Nils Bejerot, seorang kriminolog dan psikiater kemudian menyelidiki peristiwa tersebut. Ia juga lah yang mengembangkan istilah Stockholm Syndrome untuk menggambarkan kedekatan yang ditunjukkan beberapa pegawai bank terhadap perampok bank.
Para peneliti tidak mengetahui mengapa beberapa tawanan mengembangkan sindrom Stockholm dan yang lainnya tidak. Salah satu teori mengatakan bahwa ini adalah teknik yang dipelajari yang diturunkan dari nenek moyang manusia.
Pada peradaban awal, selalu ada risiko ditangkap atau dibunuh oleh kelompok sosial lain. Ikatan dengan para penculik meningkatkan peluang untuk bertahan hidup. Beberapa psikiater evolusioner percaya bahwa teknik leluhur ini adalah sifat alami manusia.

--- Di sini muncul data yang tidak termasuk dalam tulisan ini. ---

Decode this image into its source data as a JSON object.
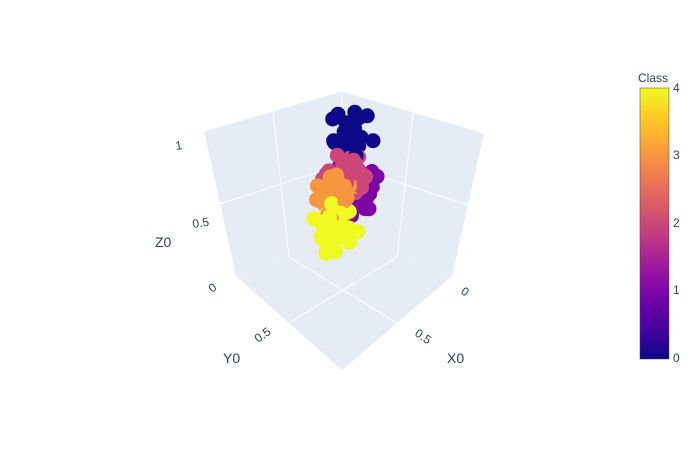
{
  "chart_data": {
    "type": "scatter3d",
    "axes": {
      "x": {
        "title": "X0",
        "ticks": [
          "0",
          "0.5"
        ],
        "range": [
          0,
          1
        ]
      },
      "y": {
        "title": "Y0",
        "ticks": [
          "0",
          "0.5"
        ],
        "range": [
          0,
          1
        ]
      },
      "z": {
        "title": "Z0",
        "ticks": [
          "0.5",
          "1"
        ],
        "range": [
          0,
          1
        ]
      }
    },
    "colorbar": {
      "title": "Class",
      "ticks": [
        "0",
        "1",
        "2",
        "3",
        "4"
      ],
      "range": [
        0,
        4
      ],
      "colorscale": [
        "#0d0887",
        "#46039f",
        "#7201a8",
        "#9c179e",
        "#bd3786",
        "#d8576b",
        "#ed7953",
        "#fb9f3a",
        "#fdca26",
        "#f0f921"
      ]
    },
    "point_groups": [
      {
        "class": 1,
        "center": [
          0.25,
          0.15,
          0.45
        ],
        "count": 130
      },
      {
        "class": 4,
        "center": [
          0.55,
          0.62,
          0.35
        ],
        "count": 60
      },
      {
        "class": 3,
        "center": [
          0.5,
          0.55,
          0.55
        ],
        "count": 45
      },
      {
        "class": 2,
        "center": [
          0.45,
          0.4,
          0.65
        ],
        "count": 45
      },
      {
        "class": 0,
        "center": [
          0.35,
          0.3,
          0.85
        ],
        "count": 30
      }
    ],
    "grid": true
  }
}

Teori lain mengatakan bahwa situasi penawanan atau pelecehan sangat emosional. Orang-orang menyesuaikan perasaan mereka dan mulai berbelas kasih kepada pelaku kekerasan ketika mereka menunjukkan kebaikan dari waktu ke waktu.
“Selain itu, dengan bekerja sama dan tidak melawan pelaku kekerasan, korban dapat mengamankan keselamatan mereka. Jika tidak disakiti oleh pelaku kekerasan, korban mungkin merasa bersyukur dan bahkan memandang pelaku kekerasan sebagai orang yang manusiawi,” sebut teori itu.